Ironically, isn't it the postprandial hypoglycemia from the hyperinsulinemia that is supposed to trigger the voracious appetite??  But Davis blames the sugar spike and insulin.  But I digress ...

The result?
Having immediate feedback on the effects of various foods finally did it for Jack: It identified foods that were triggering excessive blood sugar rises (and thereby insulin) and foods that did not.... Six months later, Jack came back 37 lbs lighter.
OK, I'm all for the immediate feedback thing and I think it is highly instructive to get a BG meter and know how your body reacts to various foods.  But really, now.  We know what does and doesn't spike BG (except for some of the questionably LC foods like Julian breads IMO.   Still, was not the list of issues Jack faced not scary feedback enough to scare him straight?   So, if several BG readings/day is going to keep you motivated on the VLC straight and narrow I encourage you to go for it!**  Still, I find it hard to believe that someone only lasts 3 days trying to eliminate wheat before a BLT sends him spiraling out of control, but using a BG meter is basically able to cut out all carbs for 6 months.  But then Davis really loses me with his closing words of "wisdom":
...What Jack did not do is limit or restrict calories. In fact, I asked him to eat portion sizes that left him comfortable. There was no need to reduce calories, push the plate away, etc. Just don't allow blood sugars to rise. ...  And he got there without calorie-counting, without regulating portion sizes, without hunger. 
I'm all for ad libitum diets that reduce intake spontaneously, but as my regular readers know well, I can't stand the misrepresentation of such diets as not restricting calories or intake.  If Jack lost 37 pounds it had nothing to do with his insulin and blood glucose levels, it was because he was eating a VLC diet known for rather significant reductions in intake w/o deliberate restriction.  Gosh folks!  This IS the BEAUTY of low carbing!  I long for the day that the "gurus" embrace this rather than trying to convince people that they really do lose weight without eating less.   There are literally thousands of folks out there diligently following a low carb plan and wondering why they aren't losing weight ... or worse, gaining.  

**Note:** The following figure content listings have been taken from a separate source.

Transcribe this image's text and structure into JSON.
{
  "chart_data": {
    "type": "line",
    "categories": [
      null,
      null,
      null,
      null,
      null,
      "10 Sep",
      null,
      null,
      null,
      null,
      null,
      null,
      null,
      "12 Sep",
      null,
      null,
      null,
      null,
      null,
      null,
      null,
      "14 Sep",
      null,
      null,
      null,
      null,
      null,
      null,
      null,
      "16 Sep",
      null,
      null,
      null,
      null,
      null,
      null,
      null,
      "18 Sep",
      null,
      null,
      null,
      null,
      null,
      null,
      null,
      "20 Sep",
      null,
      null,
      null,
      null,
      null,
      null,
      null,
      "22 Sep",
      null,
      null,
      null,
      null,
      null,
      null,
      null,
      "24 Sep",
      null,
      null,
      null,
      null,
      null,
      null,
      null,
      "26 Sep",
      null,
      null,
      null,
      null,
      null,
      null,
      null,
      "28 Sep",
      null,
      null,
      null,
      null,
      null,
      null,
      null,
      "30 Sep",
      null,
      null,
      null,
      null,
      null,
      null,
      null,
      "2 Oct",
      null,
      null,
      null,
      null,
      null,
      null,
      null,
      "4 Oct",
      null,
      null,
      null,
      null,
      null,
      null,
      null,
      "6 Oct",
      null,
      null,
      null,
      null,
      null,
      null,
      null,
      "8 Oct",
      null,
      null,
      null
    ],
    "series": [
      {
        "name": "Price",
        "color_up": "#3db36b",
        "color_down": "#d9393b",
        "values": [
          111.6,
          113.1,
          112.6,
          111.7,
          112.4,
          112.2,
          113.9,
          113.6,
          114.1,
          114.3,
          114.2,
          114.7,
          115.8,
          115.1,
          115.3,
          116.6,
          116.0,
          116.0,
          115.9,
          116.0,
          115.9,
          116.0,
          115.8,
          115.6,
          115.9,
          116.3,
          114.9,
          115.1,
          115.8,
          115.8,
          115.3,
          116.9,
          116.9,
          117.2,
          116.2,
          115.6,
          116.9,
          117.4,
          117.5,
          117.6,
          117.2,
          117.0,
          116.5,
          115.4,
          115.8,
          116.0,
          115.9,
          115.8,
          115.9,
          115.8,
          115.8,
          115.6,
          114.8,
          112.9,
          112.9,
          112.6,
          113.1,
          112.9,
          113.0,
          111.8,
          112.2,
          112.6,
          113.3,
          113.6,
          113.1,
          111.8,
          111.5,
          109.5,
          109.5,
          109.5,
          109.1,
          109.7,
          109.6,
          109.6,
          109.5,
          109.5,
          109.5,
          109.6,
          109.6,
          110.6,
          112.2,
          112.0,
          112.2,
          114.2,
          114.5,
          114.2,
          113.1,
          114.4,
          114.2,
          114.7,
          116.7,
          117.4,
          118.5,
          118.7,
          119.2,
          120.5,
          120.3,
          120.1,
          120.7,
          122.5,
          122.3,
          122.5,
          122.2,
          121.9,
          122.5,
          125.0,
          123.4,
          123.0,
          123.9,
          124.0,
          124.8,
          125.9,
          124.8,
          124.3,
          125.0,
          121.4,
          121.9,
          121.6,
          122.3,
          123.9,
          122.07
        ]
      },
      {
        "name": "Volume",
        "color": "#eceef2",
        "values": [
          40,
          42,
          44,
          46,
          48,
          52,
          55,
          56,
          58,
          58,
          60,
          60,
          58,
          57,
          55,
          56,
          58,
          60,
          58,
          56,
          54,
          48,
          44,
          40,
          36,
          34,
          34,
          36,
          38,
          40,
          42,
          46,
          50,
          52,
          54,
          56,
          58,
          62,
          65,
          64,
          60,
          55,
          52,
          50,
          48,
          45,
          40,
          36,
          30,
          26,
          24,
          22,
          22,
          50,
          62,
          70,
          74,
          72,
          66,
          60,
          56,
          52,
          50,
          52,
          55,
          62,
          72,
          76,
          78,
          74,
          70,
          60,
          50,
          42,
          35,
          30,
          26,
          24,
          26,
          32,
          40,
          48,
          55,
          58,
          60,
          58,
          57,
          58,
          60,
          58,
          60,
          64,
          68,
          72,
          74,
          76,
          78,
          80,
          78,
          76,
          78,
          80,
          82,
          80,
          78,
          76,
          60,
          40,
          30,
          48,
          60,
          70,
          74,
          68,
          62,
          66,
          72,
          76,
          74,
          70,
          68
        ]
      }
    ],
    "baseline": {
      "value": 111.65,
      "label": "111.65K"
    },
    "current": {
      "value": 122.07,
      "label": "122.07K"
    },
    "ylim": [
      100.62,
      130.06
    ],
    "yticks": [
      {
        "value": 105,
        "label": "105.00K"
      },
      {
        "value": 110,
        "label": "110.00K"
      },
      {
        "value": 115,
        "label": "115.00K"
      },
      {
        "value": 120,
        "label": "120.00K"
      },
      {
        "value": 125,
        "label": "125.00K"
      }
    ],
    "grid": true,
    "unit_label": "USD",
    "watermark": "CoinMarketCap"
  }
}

I also have to pipe up a bit about hunger.  It's a NATURAL sensation.  If you are eating a diet that has your body signalling properly, etc., being hungry should not be an issue that sends you face down into a pile of insert-fave-food-here.  Sure, starving yourself so that you get so hungry that you lose control is not the answer, but to expect that your body will be in energy deficit to get you all the way down to an ideal weight without ever experiencing a hunger pang is unrealistic.  I'm sure there's someone out there who can claim that to be the case, but let's talk reasonable expectations for the rest of us.  

** I can see where monitoring ones blood glucose can get as obsessive as counting calories, carbs, weighing daily or even more often, etc.   BG meters just aren't all that accurate down to a few points from what I understand, and although the strips I used were well within expiration date, I noticed distinct differences even for strips within the same lot, and one time a small lot that routinely gave me BG's around 10 pts higher than the other lots.  It's also common knowledge that very low carbing can make you more intolerant to a glucose challenge which is why low carbers are encouraged to "carb up" eating 150g/day for several days prior to an oral glucose tolerance test.  Something about the term "carb cripple" used by Dr. Michael Dansinger in a recent JM interview struck a chord with me.  If you get to a point where your body can't tolerate even 10g carb in a mixed meal this could drive you low omega 6 content nuts!